Of that, only one of our participants was aware.
As Prissy sprinkled peppermint on an already thrice sugared mocha, toppling over with whipped cream, Temperance almost lost it. She held her tongue, though her disapproval was painted on her face. With a count of ten breaths, she peeked at Loren. Butter?! Temperance hadn’t seen such a disgrace in all her life as butter in coffee. Despicable! But Loren stirred away, adding cinnamon and maple syrup to her now corrupted espresso. But even worse, the patrons sang a chorus of satisfaction. Had they no qualms? What a ruinous Halloween!

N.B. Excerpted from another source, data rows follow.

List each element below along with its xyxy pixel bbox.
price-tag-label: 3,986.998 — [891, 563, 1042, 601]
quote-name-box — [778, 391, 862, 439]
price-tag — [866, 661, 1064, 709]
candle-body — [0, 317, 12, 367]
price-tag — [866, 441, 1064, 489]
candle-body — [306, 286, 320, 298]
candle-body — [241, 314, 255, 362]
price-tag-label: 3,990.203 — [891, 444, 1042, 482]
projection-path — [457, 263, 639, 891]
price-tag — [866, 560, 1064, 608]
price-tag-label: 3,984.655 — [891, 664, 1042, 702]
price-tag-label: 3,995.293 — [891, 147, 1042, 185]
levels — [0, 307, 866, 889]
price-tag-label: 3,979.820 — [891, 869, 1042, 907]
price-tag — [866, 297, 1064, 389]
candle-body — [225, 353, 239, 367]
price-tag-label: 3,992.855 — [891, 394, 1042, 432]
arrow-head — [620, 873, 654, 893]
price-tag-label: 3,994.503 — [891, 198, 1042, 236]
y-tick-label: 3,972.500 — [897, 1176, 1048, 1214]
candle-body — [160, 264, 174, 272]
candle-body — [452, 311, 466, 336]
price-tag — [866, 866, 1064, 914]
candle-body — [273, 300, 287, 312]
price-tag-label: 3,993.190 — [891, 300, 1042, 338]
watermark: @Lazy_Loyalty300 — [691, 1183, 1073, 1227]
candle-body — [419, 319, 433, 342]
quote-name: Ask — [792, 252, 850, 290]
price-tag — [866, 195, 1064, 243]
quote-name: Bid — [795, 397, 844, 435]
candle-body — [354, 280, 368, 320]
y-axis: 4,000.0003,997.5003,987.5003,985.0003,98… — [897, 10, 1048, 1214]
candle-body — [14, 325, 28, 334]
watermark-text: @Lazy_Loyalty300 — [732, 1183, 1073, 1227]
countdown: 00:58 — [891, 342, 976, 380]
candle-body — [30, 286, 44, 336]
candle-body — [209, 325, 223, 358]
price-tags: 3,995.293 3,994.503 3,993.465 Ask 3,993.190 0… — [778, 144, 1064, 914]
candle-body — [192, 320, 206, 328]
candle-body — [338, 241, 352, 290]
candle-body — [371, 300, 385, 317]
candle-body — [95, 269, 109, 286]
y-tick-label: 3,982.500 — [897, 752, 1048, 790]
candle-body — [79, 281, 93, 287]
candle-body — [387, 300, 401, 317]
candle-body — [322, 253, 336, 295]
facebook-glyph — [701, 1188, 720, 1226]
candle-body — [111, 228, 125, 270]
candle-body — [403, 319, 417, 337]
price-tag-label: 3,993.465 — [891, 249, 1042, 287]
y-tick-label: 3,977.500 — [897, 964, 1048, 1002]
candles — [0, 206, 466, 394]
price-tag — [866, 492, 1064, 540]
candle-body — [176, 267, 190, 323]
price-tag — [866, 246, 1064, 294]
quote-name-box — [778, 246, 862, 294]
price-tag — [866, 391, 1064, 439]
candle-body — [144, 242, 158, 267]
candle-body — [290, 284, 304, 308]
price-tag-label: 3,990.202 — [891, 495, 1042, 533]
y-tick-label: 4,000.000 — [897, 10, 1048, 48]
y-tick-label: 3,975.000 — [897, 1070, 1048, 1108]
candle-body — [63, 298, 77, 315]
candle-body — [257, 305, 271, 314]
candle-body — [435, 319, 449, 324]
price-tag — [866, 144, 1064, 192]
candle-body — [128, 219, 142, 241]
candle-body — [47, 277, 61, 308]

But then there was Archy. In the spirit of our beloved owner, he’d printed the recipe for her Witch’s Brew. With careful measurements, he produced her brew true to form. No whipped cream, no sprinkles, no horrific designs. He placed that licorice coffee on the counter with pride–not one patron drank it. How the witches would turn on their brooms! How they would bite chunks from their cauldrons! How they would-they would–Temperance was sobered.
And as she watched in repugnance at Archy assuming last, she came to realize a bitter truth: times had changed. Gone was the call for unique creations, gone were the days of Halloween flavors, and gone was her prime. Her paint was peeling, her frame was bent, and her mistress had long since left her. Our temptress was now nothing more than a crotchety old voyeur hanging in disrepair.
As she rested up on the wall, high above the patrons who once adored her, Temperance Blue descended from Blue to Black.